Сняв пояс, Ауле бережно замотал поврежденную кисть, потом поднял почти невесомое тело майа:
— Пойдем домой.
* * *Знакомая боль вцепилась в Ауле, мешая сосредоточиться, режущий свет пронзал глаза, застилая их туманом. Мысли разбегались из-под слепящего лезвия лучей, покидая горящую голову. Он начал падать, неловко, боком, не выпуская из судорожно стиснутых рук плечи ученика.

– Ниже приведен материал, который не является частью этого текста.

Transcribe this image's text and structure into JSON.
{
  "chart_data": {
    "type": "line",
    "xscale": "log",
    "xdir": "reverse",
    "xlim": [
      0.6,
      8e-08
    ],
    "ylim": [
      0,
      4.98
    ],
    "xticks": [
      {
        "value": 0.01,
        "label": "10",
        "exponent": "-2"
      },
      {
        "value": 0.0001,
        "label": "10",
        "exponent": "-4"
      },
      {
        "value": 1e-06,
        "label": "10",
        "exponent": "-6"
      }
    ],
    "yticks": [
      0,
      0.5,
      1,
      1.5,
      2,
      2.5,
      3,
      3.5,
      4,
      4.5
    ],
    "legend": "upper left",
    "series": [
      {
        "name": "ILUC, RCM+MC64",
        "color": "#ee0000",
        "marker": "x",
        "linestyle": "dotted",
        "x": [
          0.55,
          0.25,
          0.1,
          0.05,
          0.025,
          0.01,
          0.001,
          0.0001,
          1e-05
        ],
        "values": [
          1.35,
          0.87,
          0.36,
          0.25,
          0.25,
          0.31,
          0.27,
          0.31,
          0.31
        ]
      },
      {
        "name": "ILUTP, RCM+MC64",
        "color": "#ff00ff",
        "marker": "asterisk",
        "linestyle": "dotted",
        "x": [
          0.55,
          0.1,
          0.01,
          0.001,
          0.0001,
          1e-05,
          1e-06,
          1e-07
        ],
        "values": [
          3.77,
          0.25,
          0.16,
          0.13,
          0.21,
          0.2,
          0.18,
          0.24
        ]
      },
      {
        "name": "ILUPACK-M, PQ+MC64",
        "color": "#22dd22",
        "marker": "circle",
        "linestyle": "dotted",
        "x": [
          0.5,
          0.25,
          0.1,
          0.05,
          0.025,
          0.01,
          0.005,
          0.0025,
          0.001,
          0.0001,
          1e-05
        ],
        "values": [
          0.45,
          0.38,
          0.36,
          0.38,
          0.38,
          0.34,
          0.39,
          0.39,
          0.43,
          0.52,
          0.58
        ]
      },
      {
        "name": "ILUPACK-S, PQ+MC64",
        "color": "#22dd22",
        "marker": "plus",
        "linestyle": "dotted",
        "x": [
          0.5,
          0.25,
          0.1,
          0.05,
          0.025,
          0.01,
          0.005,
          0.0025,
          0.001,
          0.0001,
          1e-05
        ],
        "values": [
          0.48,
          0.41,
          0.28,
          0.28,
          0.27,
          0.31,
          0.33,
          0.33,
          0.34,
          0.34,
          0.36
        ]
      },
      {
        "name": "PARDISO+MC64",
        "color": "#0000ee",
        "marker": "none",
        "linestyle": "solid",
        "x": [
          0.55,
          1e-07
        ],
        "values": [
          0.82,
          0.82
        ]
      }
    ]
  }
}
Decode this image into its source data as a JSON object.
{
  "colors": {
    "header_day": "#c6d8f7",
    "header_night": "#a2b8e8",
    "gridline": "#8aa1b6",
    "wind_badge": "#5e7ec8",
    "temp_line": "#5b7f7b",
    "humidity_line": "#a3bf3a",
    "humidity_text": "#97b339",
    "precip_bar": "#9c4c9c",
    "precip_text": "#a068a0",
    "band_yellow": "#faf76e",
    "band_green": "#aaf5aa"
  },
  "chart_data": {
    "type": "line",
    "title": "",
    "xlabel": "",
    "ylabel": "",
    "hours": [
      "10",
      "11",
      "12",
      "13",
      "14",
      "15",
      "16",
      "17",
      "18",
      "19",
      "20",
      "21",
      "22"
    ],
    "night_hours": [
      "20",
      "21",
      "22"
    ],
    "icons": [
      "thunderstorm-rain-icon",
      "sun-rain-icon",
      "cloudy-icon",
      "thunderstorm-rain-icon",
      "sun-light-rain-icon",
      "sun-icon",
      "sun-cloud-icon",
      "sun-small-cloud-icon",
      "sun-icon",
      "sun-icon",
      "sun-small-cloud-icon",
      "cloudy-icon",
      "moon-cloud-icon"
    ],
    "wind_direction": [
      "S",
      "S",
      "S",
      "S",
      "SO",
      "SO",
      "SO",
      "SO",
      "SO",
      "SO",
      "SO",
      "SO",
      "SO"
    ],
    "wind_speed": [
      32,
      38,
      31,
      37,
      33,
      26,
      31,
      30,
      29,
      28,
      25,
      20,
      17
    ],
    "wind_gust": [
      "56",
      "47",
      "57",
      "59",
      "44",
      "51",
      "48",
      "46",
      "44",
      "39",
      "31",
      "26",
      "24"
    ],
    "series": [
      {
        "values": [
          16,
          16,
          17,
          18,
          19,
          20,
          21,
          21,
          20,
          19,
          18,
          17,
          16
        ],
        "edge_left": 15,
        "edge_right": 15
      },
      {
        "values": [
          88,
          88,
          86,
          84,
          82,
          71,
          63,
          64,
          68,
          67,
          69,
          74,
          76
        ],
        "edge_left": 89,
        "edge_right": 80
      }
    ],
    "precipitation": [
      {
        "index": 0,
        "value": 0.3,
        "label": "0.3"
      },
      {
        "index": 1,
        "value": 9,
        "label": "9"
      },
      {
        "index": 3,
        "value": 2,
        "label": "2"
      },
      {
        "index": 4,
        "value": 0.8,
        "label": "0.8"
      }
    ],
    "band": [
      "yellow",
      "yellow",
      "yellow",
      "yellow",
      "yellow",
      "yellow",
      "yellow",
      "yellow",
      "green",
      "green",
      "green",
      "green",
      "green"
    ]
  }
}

Манвэ бросился к Кузнецу. Сбившись в кучу вокруг Ауле, Валар пытались хоть как-то загородиться и защитить. Вдруг Мелькор прав и противостояние небезнадежно? События и удары обрушивались с непостижимой быстротой, не оставляя времени на размышления, оставалось лишь уворачиваться и огрызаться, защищаться и защищать. Ткалась, просачиваясь сквозь пальцы, топкая паутина, незримо окутывающая залу. Хрупкое, непрочное покрывало, и все же… Показалось или тяжко нависшее небо чуть отступило и стало легче дышать? Но боязно расплести пальцы, страшно — опустить руки. Будет ли передышка — ведь силы небезграничны… Кажется, все же отпустило — словно противоборствующие стороны разошлись по углам, собирая силы для новой схватки. Вдруг и Творец способен уставать?
Пошатываясь устало, Валар принялись отвоевывать Ауле у беспамятства, ругаясь сквозь зубы.
Мелькор осторожно высвободил Курумо из рук Кузнеца и слился с ним сознанием — как когда-то, в момент сотворения, когда сущность майа серебристой искоркой билась и пульсировала на ладони. Та его часть, что он отринул, не узнав в ней себя, спустя годы… Он бережно притягивал сотворенного к себе из мутно-серых глубин, старательно избегая касаться впившегося в самую суть майа обруча. Связь творца и творения была сильнее — сущность, носящая теперь имя Курумо, покоилась в руках Мелькора. Майа вернулся. Распахнул глаза, глядя на сотворившего, потом опустил их.